Closed AviMaayan closed 9 months ago
Seems a tad tricky given that there are completely separate PMC ids and tables. Perhaps if there is some metadata somewhere about it, I'll look into it.
Update:
I dug a bit and was able to find a reference in crossref pointing from the preprint's DOI to the published article DOI https://api.crossref.org/works/10.1101/2021.02.20.431155
{"relation":{"is-preprint-of":[{"id-type":"doi","id":"10.1016\/j.cell.2021.07.023","asserted-by":"subject"}]}}
The way to address this I think is to capture these relationships in the database and just omit results of preprints containing published articles also in the database.
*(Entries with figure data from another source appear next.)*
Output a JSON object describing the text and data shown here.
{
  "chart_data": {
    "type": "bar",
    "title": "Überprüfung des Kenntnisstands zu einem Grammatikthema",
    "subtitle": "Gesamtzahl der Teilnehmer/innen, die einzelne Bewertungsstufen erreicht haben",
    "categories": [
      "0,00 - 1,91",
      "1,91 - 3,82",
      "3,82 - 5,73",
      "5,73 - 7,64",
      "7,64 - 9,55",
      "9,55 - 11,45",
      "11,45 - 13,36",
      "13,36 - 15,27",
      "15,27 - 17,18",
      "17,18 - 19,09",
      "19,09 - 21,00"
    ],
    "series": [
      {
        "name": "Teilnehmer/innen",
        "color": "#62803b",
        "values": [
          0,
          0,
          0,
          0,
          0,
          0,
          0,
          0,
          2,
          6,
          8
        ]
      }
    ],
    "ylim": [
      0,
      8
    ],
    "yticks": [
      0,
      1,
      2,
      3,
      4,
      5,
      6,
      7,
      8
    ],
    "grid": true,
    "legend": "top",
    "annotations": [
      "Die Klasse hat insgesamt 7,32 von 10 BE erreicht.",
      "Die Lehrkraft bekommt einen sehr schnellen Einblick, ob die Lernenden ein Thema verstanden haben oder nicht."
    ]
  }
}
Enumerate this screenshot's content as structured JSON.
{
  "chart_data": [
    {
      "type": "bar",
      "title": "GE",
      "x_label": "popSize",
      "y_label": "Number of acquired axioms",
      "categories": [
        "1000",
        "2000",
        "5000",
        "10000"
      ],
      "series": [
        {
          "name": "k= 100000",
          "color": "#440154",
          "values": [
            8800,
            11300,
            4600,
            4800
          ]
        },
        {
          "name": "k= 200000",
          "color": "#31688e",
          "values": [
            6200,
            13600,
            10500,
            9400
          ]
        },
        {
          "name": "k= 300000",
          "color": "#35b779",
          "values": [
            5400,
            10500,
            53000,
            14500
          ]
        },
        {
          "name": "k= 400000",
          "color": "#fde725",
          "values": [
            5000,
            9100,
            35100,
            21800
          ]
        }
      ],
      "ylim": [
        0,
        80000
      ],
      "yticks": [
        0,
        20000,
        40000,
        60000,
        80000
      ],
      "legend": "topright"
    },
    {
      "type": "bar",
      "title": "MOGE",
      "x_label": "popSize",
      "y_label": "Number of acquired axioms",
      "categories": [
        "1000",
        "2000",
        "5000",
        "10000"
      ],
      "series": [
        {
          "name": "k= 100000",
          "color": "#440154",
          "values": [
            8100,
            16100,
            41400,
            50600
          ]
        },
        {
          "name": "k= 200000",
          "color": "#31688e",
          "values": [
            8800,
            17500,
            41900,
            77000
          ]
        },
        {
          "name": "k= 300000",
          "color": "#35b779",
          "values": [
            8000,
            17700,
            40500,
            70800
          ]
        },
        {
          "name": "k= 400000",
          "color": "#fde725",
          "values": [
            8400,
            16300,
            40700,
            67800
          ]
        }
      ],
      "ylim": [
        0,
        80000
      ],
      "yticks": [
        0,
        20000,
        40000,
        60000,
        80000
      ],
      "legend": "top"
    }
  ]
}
We at least have DOIs for the PMCs but we need to find a good endpoint for bulk download of DOI metadata (perhaps it's just the crossref API I referenced above).
Update:
The following API query seems likely to get us what we want specifically: https://api.crossref.org/works?select=DOI%2Crelation&filter=doi%3A10.1101%2F2021.02.20.431155%2Cdoi%3A10.1016%2Fj.cell.2021.07.023
i.e. we can grab potential relation.is-preprint-of
records for DOIs in batches.
Not sure this is a major issue... or an easy thing to fix. It came from the first user that reported any issue.